Um falcão voava alto no céu, circundando-o como se a própria ave quisesse mergulhar e abatê-lo e, enquanto viajava sob a estrada, era a melhor indicação de que o anão continuava por lá. De tempos em tempos o caçador subia até a estrada por uma das rampas e espiava sua vítima. A carroça do anão era alta e colorida, impossível de perder de vista, e puxada por duas mulas velhas e preguiçosas, tão desatentas quanto o dono. Elas frequentemente conduziam a si próprias rampa abaixo para pastarem ou se refrescarem em um riacho, e o mercador pouco fazia para colocá-las de volta na estrada além de reclamar aos quatro ventos. Aqueles muitos momentos fora da estrada seriam perfeitos para o caçador matá-lo com uma flecha e nada mais, não fosse sua companhia: o miserável viajava ao lado de templários e uma bruxa.
Eles se juntaram ao anão poucas horas depois do caçador localizá-lo, enquanto ainda estudava sua presa.
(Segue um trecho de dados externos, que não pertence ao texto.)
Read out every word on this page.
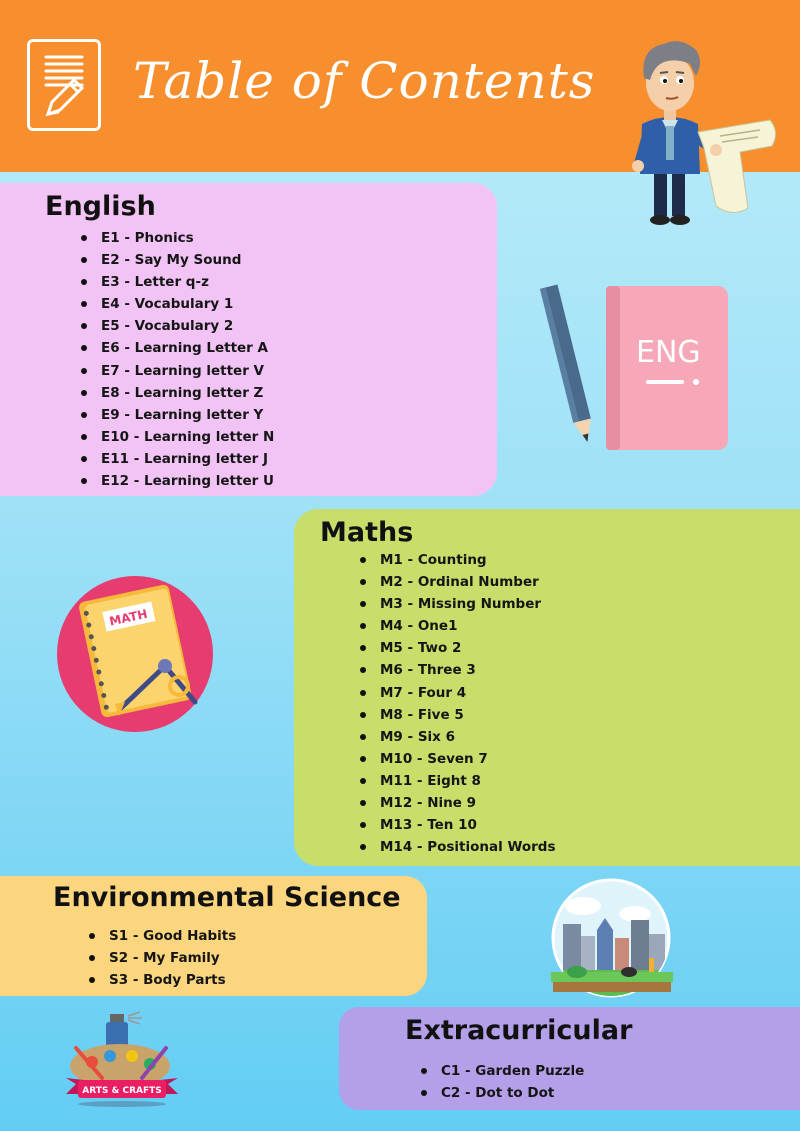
Table of Contents
English
E1 - Phonics
E2 - Say My Sound
E3 - Letter q-z
E4 - Vocabulary 1
E5 - Vocabulary 2
E6 - Learning Letter A
E7 - Learning letter V
E8 - Learning letter Z
E9 - Learning letter Y
E10 - Learning letter N
E11 - Learning letter J
E12 - Learning letter U
ENG
Maths
M1 - Counting
M2 - Ordinal Number
M3 - Missing Number
M4 - One1
M5 - Two 2
M6 - Three 3
M7 - Four 4
M8 - Five 5
M9 - Six 6
M10 - Seven 7
M11 - Eight 8
M12 - Nine 9
M13 - Ten 10
M14 - Positional Words
MATH
Environmental Science
S1 - Good Habits
S2 - My Family
S3 - Body Parts
Extracurricular
C1 - Garden Puzzle
C2 - Dot to Dot
ARTS & CRAFTS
Haviam acabado de passar por uma vila, e meia dúzia de camponeses andava com eles. Contudo, enquanto os camponeses debandaram depois de uma hora, tomando caminhos sinuosos que davam em seus pastos cheios de ovelhas, os outros permaneceram com a carroça, decididos a viajarem com ele.
Quem os liderava era um templário em sua típica armadura, completa exceto o elmo. Era o mais vigilante do grupo, tinha marcas de um combate recente e sua mão frequentemente tocava o punho de sua espada embainhada, como se sentisse o perigo no ar e quisesse garantir que não estaria indefeso. Outros dois rapazes caminhavam ao seu lado, um brutamontes vestindo uma malha de aço e outro mais esguio carregando um arco-e-flecha. O caçador não tinha certeza se eles eram templários ou somente aprendizes, mas sabia quem, ou melhor, o que era a mulher ruiva que os acompanhava. Os ignorantes de Ferelden a chamariam de maga do Círculo, mas, para alguém nascido no pântano e criado com histórias de horrores que espreitam na noite, a ruiva não passava de uma bruxa, e bruxas deviam ser temidas.
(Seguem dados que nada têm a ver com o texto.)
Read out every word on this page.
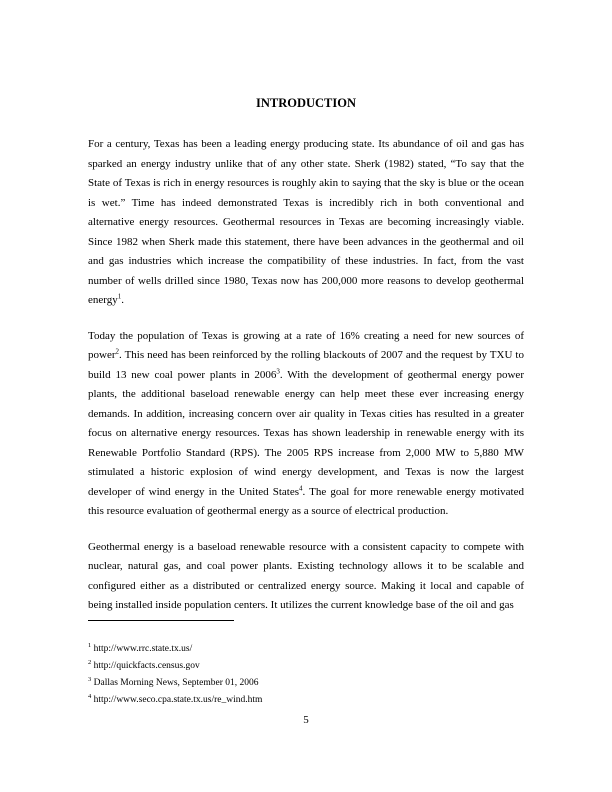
INTRODUCTION

For a century, Texas has been a leading energy producing state. Its abundance of oil and gas has sparked an energy industry unlike that of any other state. Sherk (1982) stated, “To say that the State of Texas is rich in energy resources is roughly akin to saying that the sky is blue or the ocean is wet.” Time has indeed demonstrated Texas is incredibly rich in both conventional and alternative energy resources. Geothermal resources in Texas are becoming increasingly viable. Since 1982 when Sherk made this statement, there have been advances in the geothermal and oil and gas industries which increase the compatibility of these industries. In fact, from the vast number of wells drilled since 1980, Texas now has 200,000 more reasons to develop geothermal energy$^1$.

Today the population of Texas is growing at a rate of 16% creating a need for new sources of power$^2$. This need has been reinforced by the rolling blackouts of 2007 and the request by TXU to build 13 new coal power plants in 2006$^3$. With the development of geothermal energy power plants, the additional baseload renewable energy can help meet these ever increasing energy demands. In addition, increasing concern over air quality in Texas cities has resulted in a greater focus on alternative energy resources. Texas has shown leadership in renewable energy with its Renewable Portfolio Standard (RPS). The 2005 RPS increase from 2,000 MW to 5,880 MW stimulated a historic explosion of wind energy development, and Texas is now the largest developer of wind energy in the United States$^4$. The goal for more renewable energy motivated this resource evaluation of geothermal energy as a source of electrical production.

Geothermal energy is a baseload renewable resource with a consistent capacity to compete with nuclear, natural gas, and coal power plants. Existing technology allows it to be scalable and configured either as a distributed or centralized energy source. Making it local and capable of being installed inside population centers. It utilizes the current knowledge base of the oil and gas

$^1$ http://www.rrc.state.tx.us/
$^2$ http://quickfacts.census.gov
$^3$ Dallas Morning News, September 01, 2006
$^4$ http://www.seco.cpa.state.tx.us/re_wind.htm
5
Esse era o único empecilho para o caçador terminar seu serviço e ir coletar a recompensa. O falcão continuou nos céus durante todo o dia, lembrando-o de seu dever, mas ele não arriscaria se aproximar mais. A bruxa poderia muito bem ter olhos nas costas, ouvir os sussurros das árvores ou escutar seus pensamentos enquanto ele achava estar escondido, e isso acabaria em nada além de uma morte horrível para ele. Se fossem apenas templários, uma flecha envenenada disparada de dentro da floresta resolveria seu problema. Mas contra templários aliados a uma bruxa ele não tinha nada que poderia fazer – principalmente porque, até onde sabia, templários deveriam matar bruxas, e não viajarem com elas. Havia algo errado com aquele grupo, e o caçador não era alguém de cair em armadilhas por vontade própria.
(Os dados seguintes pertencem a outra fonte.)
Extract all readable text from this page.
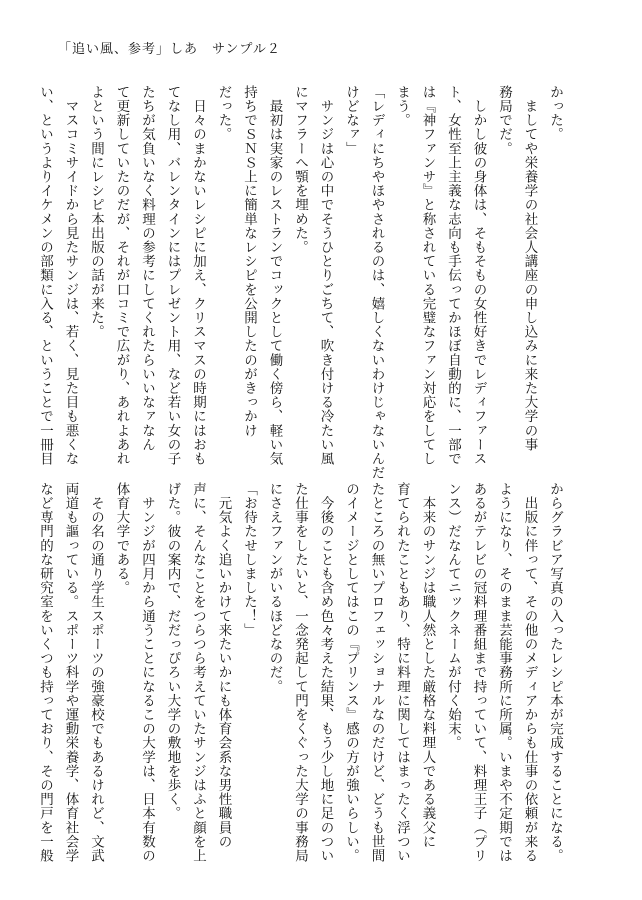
「追い風、参考」しあ　サンプル２

かった。

　ましてや栄養学の社会人講座の申し込みに来た大学の事

務局でだ。

　しかし彼の身体は、そもそもの女性好きでレディファース

ト、女性至上主義な志向も手伝ってかほぼ自動的に、一部で

は『神ファンサ』と称されている完璧なファン対応をしてし

まう。

「レディにちやほやされるのは、嬉しくないわけじゃないんだ

けどなァ」

　サンジは心の中でそうひとりごちて、吹き付ける冷たい風

にマフラーへ顎を埋めた。

　最初は実家のレストランでコックとして働く傍ら、軽い気

持ちでＳＮＳ上に簡単なレシピを公開したのがきっかけ

だった。

　日々のまかないレシピに加え、クリスマスの時期にはおも

てなし用、バレンタインにはプレゼント用、など若い女の子

たちが気負いなく料理の参考にしてくれたらいいなァなん

て更新していたのだが、それが口コミで広がり、あれよあれ

よという間にレシピ本出版の話が来た。

　マスコミサイドから見たサンジは、若く、見た目も悪くな

い、というよりイケメンの部類に入る、ということで一冊目

からグラビア写真の入ったレシピ本が完成することになる。

　出版に伴って、その他のメディアからも仕事の依頼が来る

ようになり、そのまま芸能事務所に所属。いまや不定期では

あるがテレビの冠料理番組まで持っていて、料理王子（プリ

ンス）だなんてニックネームが付く始末。

　本来のサンジは職人然とした厳格な料理人である義父に

育てられたこともあり、特に料理に関してはまったく浮つい

たところの無いプロフェッショナルなのだけど、どうも世間

のイメージとしてはこの『プリンス』感の方が強いらしい。

　今後のことも含め色々考えた結果、もう少し地に足のつい

た仕事をしたいと、一念発起して門をくぐった大学の事務局

にさえファンがいるほどなのだ。

「お待たせしました！」

　元気よく追いかけて来たいかにも体育会系な男性職員の

声に、そんなことをつらつら考えていたサンジはふと顔を上

げた。彼の案内で、だだっぴろい大学の敷地を歩く。

　サンジが四月から通うことになるこの大学は、日本有数の

体育大学である。

　その名の通り学生スポーツの強豪校でもあるけれど、文武

両道も謳っている。スポーツ科学や運動栄養学、体育社会学

など専門的な研究室をいくつも持っており、その門戸を一般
E, ao final do dia, quando pararam para acampar, o caçador não tinha nada além do esboço de um plano na cabeça. Ele esperou, sentado sob a escuridão absoluta de um tronco caído, perguntando-se se o falcão que o acompanhara durante o dia também estaria espreitando como ele, ou se já havia se recolhido para seu ninho, onde quer que fosse. A bruxa acendeu a fogueira com um estalar de dedos, provocando-lhe um arrepio que ele temia tê-lo denunciado, mas ninguém olhou na sua direção. Os dois rapazes buscaram água em um rio que desaguava no Calenhad, não muito longe dali, enquanto o mercador conferia suas cargas, olhando por cima dos ombros como alguém que espera a morte. Era um anão, e anões tinham instintos mais aguçados que os humanos. Três vezes ele conferiu um bolso interno de sua jaqueta, denunciando o local onde guardava a preciosidade que o caçador, se tudo corresse bem, logo teria em mãos.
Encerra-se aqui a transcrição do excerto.